Just over half of the U.S., plus D.C., has legalized marijuana in some form. Therefore, employers will likely need to create and implement a workplace pot policy sooner rather than later, making marijuana one of the newest headaches employers will have to deal with.
Gary Thill, columnist for ProSales' sister site REPLACEMENT CONTRACTOR, spoke with industry professionals to get their opinions on how employers should handle the issue:
Many employers are confused about how legal weed and drug-free workplaces can co-exist. “What are my rights as the employer?” asked Art Castle, executive vice president of the Building Industry Association of Washington, one of the first states to legalize marijuana. “Some of that becomes more gray now.”
What’s not a gray area is how employers can — and should — handle legal pot. “Marijuana in the work place should be treated just like alcohol.

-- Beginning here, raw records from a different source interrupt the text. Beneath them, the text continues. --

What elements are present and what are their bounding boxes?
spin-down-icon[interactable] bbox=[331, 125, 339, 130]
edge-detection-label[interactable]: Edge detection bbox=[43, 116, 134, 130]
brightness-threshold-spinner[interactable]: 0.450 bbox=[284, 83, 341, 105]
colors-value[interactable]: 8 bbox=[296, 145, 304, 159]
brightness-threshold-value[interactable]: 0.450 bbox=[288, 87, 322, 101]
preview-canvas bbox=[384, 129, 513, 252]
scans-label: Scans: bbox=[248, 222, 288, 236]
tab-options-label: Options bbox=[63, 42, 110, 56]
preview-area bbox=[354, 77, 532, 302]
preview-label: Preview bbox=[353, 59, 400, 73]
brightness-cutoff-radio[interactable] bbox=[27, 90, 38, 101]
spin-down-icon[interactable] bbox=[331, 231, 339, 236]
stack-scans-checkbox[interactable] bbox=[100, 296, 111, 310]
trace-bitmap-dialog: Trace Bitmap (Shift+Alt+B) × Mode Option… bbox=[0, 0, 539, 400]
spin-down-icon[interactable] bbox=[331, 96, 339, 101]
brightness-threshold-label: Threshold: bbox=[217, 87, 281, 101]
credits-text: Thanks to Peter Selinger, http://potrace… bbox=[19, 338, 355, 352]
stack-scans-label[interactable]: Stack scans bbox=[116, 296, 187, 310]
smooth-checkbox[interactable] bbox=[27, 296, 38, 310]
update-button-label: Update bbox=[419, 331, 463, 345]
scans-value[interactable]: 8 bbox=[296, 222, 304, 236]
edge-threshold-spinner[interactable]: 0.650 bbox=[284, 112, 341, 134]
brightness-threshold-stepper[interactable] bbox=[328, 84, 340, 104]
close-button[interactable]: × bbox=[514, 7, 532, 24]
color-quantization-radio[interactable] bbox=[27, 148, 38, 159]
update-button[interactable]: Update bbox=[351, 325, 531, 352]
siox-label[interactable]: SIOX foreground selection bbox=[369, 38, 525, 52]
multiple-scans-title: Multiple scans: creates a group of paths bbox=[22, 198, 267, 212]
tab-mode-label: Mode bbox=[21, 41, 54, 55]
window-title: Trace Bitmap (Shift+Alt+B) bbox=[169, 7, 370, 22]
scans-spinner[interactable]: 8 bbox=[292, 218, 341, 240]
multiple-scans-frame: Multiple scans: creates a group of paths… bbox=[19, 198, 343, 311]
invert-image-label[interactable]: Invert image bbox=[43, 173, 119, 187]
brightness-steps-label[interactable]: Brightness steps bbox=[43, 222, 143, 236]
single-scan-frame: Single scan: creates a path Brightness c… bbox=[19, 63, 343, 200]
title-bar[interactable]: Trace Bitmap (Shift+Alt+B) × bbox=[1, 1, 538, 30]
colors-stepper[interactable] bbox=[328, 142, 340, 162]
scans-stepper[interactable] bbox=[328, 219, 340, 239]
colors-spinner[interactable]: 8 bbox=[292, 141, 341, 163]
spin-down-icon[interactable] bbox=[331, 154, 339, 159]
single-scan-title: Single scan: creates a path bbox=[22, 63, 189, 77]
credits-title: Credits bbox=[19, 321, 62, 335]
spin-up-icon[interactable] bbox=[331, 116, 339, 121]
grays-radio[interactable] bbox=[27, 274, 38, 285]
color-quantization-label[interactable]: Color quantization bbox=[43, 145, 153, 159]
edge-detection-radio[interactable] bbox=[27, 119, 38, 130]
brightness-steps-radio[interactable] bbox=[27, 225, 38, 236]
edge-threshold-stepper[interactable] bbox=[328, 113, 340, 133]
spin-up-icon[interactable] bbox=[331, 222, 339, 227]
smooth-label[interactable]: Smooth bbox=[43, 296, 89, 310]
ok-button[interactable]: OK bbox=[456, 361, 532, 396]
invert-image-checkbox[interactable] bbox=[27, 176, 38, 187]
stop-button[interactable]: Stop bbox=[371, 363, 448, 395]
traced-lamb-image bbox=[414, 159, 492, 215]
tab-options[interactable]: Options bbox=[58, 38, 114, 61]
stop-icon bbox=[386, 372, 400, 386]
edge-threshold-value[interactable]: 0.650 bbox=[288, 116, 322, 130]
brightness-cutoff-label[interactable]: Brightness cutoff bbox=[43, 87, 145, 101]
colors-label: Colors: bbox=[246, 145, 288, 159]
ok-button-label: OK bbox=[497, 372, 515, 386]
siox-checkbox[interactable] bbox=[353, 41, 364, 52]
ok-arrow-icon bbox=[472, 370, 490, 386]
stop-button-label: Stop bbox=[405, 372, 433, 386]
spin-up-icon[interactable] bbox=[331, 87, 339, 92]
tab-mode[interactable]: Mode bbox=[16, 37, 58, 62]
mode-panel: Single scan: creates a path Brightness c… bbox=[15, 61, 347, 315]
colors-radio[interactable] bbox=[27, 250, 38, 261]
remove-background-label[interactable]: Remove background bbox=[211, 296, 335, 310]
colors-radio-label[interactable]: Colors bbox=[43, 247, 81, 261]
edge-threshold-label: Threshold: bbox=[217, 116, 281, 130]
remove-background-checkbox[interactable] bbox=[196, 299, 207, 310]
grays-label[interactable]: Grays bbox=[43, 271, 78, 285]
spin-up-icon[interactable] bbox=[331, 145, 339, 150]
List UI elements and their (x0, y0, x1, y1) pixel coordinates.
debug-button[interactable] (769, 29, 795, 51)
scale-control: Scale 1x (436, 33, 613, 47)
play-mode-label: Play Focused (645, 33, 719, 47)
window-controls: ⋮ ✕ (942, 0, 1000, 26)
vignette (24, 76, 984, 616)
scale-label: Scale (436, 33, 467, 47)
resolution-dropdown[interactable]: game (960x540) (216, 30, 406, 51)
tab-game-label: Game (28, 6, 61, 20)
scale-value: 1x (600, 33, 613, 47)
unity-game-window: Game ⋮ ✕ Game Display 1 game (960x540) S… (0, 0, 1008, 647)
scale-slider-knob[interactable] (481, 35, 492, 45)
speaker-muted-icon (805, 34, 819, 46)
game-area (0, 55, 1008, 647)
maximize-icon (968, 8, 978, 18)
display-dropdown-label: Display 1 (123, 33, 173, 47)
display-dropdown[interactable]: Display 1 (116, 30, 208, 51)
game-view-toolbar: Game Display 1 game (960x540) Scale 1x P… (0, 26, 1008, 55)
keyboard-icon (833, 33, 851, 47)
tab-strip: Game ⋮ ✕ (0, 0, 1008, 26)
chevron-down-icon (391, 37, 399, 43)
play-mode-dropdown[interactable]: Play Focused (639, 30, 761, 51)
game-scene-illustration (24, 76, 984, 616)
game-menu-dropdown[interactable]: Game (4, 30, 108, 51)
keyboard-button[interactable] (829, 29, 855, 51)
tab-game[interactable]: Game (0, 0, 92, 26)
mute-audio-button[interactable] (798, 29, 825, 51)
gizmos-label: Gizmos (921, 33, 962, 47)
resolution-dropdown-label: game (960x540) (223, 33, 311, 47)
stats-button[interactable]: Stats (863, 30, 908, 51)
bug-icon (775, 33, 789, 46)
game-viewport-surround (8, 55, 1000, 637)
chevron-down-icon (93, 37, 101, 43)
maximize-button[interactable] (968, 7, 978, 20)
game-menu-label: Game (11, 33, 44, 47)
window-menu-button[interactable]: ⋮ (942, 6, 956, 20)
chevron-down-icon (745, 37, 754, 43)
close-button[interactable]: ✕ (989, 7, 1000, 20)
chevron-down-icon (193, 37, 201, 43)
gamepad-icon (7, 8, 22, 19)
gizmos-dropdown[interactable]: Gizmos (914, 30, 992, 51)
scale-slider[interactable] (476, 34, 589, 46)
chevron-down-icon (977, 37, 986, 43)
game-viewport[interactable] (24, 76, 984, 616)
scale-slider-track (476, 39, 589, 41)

It’s not acceptable,” said Lori Rush, president of Rush Recruiting and HR. Rush is a hiring consultant who’s also a member of the Oregon Remodelers Association, another state that was early to adopt legalized marijuana.
To deal with questions around legal marijuana — and clear up any gray areas — Rush recommends that employers update their employee handbooks to include the drug. “Wherever it says alcohol, just add the word ‘marijuana,’” she said. Then make sure employees review and sign the new document to acknowledge they understand the new policy.